Que te Cuide Diosito

Alessandra is my little robot child.  We programmed her early on and now, if we just stick to the routine, she falls in line perfectly.  She slept through the night when she was a tiny baby.  She's always operated on a predictable schedule in a predictable routine.  To this day, she eats and sleeps on a very predictable schedule.

Her nightly routine is accomplished through a joint effort by Mama and Daddy (when I'm not out at work or attorney events...but that's for another post). Daddy gives her milk, brushes her teeth, changes her clothes, and reads her a book.  Once his portion of the routine is complete, I take over with a book or two, some songs, many many kisses, and blessings.

Each night, the last thing I say to her as I leave her room is "que to cuide Diosito".  For years she has accepted is a part of the routine and has never asked for an explanation.  Tonight, she finally asked me - "mama, what is that? what are you saying?"

How do you explain to your three year old that these four words are a simple and concise expression of my soul's cry that all be well with her for all time and in all ways.

-I'm asking God to watch over you.
-I won't always be there and I can't always see everything that you do, where you go, or what happens to you, but God can.
-I hope for your safety.
-I hope for your peace.
-I hope for your health.
-I hope that you flourish.
-I'm asking God for His help.

I prayed less before I had children.  But even now that I do have children, I realize there is something missing from my prayers.  There is something missing from my parenting altogether.  God hasn't given me charge over mere flesh and blood.  He has allowed me to participate in the growth, the flourishing, the teaching - the lives - of endless spiritual beings that He created with Intent and Purpose.

Recent events have brought to my attention just how much I try to take on the task of being a good parent in isolation.  Yes, I ask God for my children's health.  Yes, I ask God to help me be a good mother.
But how often do I pray for my children as spiritual beings?  How often do I ask God to be accessible to them?  How often do I pray that they experience the joy of a relationship with their Creator?

I send Alessandra to a Christian school each day, but do I receive her into a Christian home each evening?  She knows about spiritual matters, but how much is she hearing about spiritual matters from me?  Many people have interceded for her in prayer, but how often have I taken on the task?

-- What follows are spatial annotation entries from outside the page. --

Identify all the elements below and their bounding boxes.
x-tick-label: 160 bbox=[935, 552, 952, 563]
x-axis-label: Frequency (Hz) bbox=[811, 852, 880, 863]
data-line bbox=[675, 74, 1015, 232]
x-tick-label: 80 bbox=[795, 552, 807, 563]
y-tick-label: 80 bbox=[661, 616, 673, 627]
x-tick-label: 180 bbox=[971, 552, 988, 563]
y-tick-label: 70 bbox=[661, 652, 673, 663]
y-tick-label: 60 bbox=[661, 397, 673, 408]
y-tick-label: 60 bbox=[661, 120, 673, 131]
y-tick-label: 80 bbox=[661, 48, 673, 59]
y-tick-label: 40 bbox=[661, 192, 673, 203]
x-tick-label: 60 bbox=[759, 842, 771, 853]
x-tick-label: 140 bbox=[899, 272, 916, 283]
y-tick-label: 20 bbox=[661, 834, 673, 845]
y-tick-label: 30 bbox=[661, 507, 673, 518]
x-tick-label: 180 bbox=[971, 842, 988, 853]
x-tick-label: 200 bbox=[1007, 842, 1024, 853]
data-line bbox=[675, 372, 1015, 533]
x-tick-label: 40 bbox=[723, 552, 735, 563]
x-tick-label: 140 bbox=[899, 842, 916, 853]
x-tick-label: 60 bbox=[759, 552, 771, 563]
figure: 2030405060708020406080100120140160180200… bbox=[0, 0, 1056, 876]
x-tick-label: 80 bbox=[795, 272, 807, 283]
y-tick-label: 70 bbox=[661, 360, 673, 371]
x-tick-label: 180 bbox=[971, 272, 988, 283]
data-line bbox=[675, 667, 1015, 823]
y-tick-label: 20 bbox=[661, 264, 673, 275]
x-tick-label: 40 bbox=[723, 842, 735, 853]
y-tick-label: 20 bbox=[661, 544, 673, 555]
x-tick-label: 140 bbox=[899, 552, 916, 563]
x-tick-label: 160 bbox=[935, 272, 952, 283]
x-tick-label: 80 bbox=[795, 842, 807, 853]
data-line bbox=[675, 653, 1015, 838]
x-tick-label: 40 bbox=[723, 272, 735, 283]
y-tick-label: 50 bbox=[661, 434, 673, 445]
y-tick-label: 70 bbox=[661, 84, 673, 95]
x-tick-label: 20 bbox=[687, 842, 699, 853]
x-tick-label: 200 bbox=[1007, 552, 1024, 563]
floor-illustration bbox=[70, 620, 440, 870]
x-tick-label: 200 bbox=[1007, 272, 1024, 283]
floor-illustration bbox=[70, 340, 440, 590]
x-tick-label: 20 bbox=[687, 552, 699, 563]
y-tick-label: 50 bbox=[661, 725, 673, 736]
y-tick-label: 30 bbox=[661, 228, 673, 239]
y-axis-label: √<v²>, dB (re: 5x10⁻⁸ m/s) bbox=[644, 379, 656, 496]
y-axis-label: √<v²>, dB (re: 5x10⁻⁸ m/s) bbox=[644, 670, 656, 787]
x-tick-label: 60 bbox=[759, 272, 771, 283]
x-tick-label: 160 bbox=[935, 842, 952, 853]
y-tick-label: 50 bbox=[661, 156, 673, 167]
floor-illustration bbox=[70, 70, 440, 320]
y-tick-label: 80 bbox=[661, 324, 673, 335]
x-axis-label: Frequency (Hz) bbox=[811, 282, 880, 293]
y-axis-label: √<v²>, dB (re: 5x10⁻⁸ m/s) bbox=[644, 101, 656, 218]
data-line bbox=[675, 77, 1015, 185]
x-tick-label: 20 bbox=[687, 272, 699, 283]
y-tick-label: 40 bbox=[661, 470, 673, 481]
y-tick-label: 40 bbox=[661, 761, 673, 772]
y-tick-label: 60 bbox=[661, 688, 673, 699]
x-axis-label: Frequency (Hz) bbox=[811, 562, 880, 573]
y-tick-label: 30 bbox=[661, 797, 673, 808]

I've taken it for granted that all is right with my child's Spirit.  The last 10 days or so have been a wake-up call for me to bring my children's most important well-being into focus and to address it purposefully.

I will continue to ask God to help me be a good mother.  I will begin more actively interceding for my children's Spirits. I am grateful that He has shown me one more way that I can do more for my children.